I have had the same problem, and after much searching I have found the answer....
I used driver identifier to give me a list of updates and came up with one that works with 7...Accident or design, I don't care, it works.
the file name is win2k_xp142550. It is listed under others.
at first the installation fails, then it gives the option to reinstall using preferred settings and hey presto.. I have hardware acceleration and sleep mode.
It is one of the smaller files :dance:near the top of the list.


----------



## womblies (Jul 8, 2015)

I had the same problem. This worked for me.
https://downloadcenter.intel.com/do...-Media-Accelerator-Driver-for-Windows-XP-exe-
Good luck !


----------



## joeten (Dec 4, 2008)

Thanks for the input, but this is a very old thread and the op may well have a new machine by this time.


----------



## womblies (Jul 8, 2015)

joeten said:


> Thanks for the input, but this is a very old thread and the op may well have a new machine by this time.



Very true, But Answers are still valuable as a searchable resource. This is how I found my own answer.

Many people are still using old tech. It's a Poor world !


----------



## congoharrison (Mar 16, 2017)

This is an old thread, though I found it useful to revive an old laptop for a friend.

The file needed is not the one mentioned above, as it will not install because it's the wrong OS, that file is an .exe and it halt errors upon execution.

The file that DOES work is an Intel "developer's" .zip file containing the driver, this is the filename: "win2k_xp1424.zip"

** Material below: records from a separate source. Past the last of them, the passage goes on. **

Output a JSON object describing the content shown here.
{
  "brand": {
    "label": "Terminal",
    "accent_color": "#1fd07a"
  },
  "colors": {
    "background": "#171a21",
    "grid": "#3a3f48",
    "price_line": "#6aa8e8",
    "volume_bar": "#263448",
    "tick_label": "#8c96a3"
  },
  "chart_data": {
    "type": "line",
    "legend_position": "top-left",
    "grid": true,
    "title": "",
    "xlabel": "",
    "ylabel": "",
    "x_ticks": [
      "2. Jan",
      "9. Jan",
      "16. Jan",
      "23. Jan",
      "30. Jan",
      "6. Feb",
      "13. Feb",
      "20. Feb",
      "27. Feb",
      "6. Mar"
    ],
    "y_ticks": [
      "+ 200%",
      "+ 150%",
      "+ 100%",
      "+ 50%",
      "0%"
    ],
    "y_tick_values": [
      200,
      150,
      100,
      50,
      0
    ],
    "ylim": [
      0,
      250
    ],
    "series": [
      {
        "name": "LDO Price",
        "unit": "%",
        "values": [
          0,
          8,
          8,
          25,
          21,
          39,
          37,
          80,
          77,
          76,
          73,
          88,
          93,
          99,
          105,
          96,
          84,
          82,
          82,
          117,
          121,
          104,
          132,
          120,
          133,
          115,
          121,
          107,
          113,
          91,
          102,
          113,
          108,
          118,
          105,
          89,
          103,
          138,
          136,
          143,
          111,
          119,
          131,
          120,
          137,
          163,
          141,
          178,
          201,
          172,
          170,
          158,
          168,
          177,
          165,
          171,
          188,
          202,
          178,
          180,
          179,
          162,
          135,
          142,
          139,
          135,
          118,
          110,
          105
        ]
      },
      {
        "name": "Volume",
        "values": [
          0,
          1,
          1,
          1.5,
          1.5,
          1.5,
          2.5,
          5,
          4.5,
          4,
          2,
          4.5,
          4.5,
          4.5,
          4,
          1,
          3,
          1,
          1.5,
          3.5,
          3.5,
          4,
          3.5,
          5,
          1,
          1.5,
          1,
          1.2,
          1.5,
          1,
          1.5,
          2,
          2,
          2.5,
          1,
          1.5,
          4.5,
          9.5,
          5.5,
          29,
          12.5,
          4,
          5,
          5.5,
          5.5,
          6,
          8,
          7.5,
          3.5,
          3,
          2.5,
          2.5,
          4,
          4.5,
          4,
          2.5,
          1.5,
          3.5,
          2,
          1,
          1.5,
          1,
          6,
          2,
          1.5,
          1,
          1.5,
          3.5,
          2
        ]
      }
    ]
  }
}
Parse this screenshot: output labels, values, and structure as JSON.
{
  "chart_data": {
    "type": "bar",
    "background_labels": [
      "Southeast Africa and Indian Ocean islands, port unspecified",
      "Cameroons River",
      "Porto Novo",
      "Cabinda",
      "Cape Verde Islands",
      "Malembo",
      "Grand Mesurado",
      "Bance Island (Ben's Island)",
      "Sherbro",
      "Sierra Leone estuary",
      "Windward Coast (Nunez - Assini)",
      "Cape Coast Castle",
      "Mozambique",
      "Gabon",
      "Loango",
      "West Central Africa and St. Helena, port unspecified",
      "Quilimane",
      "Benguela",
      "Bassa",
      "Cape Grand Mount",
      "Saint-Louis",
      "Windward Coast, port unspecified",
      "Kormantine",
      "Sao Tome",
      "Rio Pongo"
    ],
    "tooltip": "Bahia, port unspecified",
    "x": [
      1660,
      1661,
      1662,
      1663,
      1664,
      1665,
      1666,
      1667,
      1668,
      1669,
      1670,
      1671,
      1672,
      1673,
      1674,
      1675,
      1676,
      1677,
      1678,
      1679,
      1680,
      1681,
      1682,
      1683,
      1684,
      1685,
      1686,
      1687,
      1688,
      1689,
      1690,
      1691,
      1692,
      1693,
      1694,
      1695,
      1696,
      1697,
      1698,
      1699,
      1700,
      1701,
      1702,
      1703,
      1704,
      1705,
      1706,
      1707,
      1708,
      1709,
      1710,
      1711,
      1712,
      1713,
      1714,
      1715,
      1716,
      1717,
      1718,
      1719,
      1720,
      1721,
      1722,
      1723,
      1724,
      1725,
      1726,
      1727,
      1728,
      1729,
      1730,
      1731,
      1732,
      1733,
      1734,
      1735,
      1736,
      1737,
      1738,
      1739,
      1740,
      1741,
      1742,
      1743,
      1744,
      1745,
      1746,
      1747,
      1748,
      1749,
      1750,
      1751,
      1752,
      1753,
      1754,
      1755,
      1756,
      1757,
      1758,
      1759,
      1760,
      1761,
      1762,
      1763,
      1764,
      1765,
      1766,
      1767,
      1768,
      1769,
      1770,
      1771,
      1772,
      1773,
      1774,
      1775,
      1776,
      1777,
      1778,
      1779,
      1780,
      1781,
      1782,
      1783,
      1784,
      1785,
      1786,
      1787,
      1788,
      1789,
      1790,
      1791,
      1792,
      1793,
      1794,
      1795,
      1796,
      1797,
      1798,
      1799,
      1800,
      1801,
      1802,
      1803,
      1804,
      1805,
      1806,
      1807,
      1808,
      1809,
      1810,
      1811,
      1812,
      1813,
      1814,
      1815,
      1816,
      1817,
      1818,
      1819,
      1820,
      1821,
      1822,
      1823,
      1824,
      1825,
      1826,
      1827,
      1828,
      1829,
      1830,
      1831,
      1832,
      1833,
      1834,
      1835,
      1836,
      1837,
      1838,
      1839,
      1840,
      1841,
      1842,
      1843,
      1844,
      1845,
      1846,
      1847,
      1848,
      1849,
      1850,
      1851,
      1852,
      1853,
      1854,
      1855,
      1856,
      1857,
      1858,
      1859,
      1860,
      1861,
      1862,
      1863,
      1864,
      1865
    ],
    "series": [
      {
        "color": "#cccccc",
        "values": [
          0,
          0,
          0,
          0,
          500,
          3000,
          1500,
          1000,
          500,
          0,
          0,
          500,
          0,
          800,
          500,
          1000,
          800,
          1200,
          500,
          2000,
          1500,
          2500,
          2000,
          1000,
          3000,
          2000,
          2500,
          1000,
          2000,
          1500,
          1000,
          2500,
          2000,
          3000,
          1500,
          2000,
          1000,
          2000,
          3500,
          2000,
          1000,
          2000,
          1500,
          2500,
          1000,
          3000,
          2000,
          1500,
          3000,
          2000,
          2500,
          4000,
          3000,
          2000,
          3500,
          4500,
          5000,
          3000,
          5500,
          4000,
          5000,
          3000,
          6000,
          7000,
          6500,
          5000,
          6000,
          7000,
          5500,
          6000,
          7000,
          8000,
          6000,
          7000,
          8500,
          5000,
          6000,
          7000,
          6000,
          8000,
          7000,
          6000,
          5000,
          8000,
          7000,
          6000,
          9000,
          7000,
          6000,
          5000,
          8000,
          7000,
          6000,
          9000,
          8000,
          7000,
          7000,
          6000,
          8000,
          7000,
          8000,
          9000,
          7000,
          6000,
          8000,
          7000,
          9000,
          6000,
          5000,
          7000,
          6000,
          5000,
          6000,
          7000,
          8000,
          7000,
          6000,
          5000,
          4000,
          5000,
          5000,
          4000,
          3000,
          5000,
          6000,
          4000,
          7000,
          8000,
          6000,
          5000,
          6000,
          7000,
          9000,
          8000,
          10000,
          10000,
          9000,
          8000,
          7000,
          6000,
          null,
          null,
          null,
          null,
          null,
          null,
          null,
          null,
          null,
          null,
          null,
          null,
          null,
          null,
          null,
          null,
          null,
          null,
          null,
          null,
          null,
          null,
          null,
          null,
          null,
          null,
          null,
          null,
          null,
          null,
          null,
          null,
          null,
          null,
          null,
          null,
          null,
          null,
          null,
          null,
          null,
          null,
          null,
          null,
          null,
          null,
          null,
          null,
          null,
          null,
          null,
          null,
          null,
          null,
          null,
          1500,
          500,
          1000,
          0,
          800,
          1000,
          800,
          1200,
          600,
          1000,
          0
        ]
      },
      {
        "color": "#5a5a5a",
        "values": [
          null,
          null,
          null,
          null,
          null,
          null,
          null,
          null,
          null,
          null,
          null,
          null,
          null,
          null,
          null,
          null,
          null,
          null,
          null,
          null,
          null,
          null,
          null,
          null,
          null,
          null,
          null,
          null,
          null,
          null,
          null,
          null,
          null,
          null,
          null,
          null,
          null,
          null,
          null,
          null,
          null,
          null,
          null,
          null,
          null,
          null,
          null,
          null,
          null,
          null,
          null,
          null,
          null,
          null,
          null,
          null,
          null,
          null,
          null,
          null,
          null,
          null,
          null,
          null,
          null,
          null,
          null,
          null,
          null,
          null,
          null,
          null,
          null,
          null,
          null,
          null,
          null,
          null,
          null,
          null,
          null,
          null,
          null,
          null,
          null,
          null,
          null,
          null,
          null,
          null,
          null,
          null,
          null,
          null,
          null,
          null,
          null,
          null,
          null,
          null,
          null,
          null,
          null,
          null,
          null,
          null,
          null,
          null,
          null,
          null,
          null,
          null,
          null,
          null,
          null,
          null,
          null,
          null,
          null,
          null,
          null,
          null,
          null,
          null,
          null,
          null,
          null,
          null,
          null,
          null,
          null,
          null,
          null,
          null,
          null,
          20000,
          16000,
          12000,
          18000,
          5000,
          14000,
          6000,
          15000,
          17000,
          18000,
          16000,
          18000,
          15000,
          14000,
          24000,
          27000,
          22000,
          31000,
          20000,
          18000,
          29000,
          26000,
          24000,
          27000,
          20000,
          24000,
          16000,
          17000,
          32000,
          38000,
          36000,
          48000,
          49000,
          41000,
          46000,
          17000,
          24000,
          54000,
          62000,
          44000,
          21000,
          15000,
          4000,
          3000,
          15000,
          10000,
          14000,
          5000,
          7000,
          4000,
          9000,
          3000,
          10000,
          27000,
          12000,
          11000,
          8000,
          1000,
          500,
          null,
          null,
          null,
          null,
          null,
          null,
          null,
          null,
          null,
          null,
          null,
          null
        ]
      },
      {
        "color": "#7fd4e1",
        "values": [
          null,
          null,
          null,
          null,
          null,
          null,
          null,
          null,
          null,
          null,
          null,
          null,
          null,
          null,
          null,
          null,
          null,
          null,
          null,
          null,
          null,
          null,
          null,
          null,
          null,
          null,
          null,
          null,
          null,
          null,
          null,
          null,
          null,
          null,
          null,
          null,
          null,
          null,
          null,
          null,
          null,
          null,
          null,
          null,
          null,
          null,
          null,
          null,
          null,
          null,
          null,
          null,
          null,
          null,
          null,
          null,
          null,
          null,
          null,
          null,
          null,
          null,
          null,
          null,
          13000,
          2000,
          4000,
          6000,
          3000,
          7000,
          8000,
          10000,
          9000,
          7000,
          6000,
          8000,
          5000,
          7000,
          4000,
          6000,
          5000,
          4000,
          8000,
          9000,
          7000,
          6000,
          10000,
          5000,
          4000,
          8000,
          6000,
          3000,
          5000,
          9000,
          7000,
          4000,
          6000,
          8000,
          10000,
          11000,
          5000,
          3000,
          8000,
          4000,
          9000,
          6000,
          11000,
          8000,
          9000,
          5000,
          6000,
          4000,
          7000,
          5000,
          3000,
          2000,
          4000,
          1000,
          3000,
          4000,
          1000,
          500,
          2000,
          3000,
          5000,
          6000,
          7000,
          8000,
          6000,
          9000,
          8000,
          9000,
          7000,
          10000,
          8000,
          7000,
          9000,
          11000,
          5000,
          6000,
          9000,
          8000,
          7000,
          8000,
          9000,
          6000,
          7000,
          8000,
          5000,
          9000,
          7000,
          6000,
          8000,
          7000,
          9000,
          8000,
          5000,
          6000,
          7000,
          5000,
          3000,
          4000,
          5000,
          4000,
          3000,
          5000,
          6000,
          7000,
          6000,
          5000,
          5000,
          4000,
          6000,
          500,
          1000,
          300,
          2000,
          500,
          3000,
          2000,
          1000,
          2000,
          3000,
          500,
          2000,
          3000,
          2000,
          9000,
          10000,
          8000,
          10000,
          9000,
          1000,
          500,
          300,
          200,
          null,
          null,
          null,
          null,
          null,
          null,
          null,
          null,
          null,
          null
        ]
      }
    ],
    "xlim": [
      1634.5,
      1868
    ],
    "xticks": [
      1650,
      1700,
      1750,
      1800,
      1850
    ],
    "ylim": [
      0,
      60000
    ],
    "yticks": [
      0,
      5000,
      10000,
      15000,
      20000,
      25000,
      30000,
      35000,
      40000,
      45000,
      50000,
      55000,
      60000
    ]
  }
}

As of 16th March, 2017, it can be downloaded here at Intel's website:

https://downloadcenter.intel.com/do...ator-Driver-for-Windows-XP-zip-?product=81510

To install it, you create a folder and unzip the download into it.....
(the .zip file contents are not in a container/folder!)......

Next, open device manager, highlight the problem VGA/Graphics device, 
then choose to "update driver" for that device, then "search my computer for drivers" ..... use the browse button and browse to the folder you created with the driver in it, (the folder/container is all you need to select - you'll see the OK or NEXT button go from greyed out to solid black), install and that's it, upon reboot, device manager shows no error and the driver is installed.

I did this with an Acer Travelmate 4150 (DL00) running Windows 7 Ulimate x86. (Win7 is officially unsupported on this laptop, and no Win7 drivers are available from Acer).

Windows installed the LAN driver from the install disk, then, as stated on the previous page, Windows update served all the other drivers except for the VGA/Graphics driver that I just outlined.


----------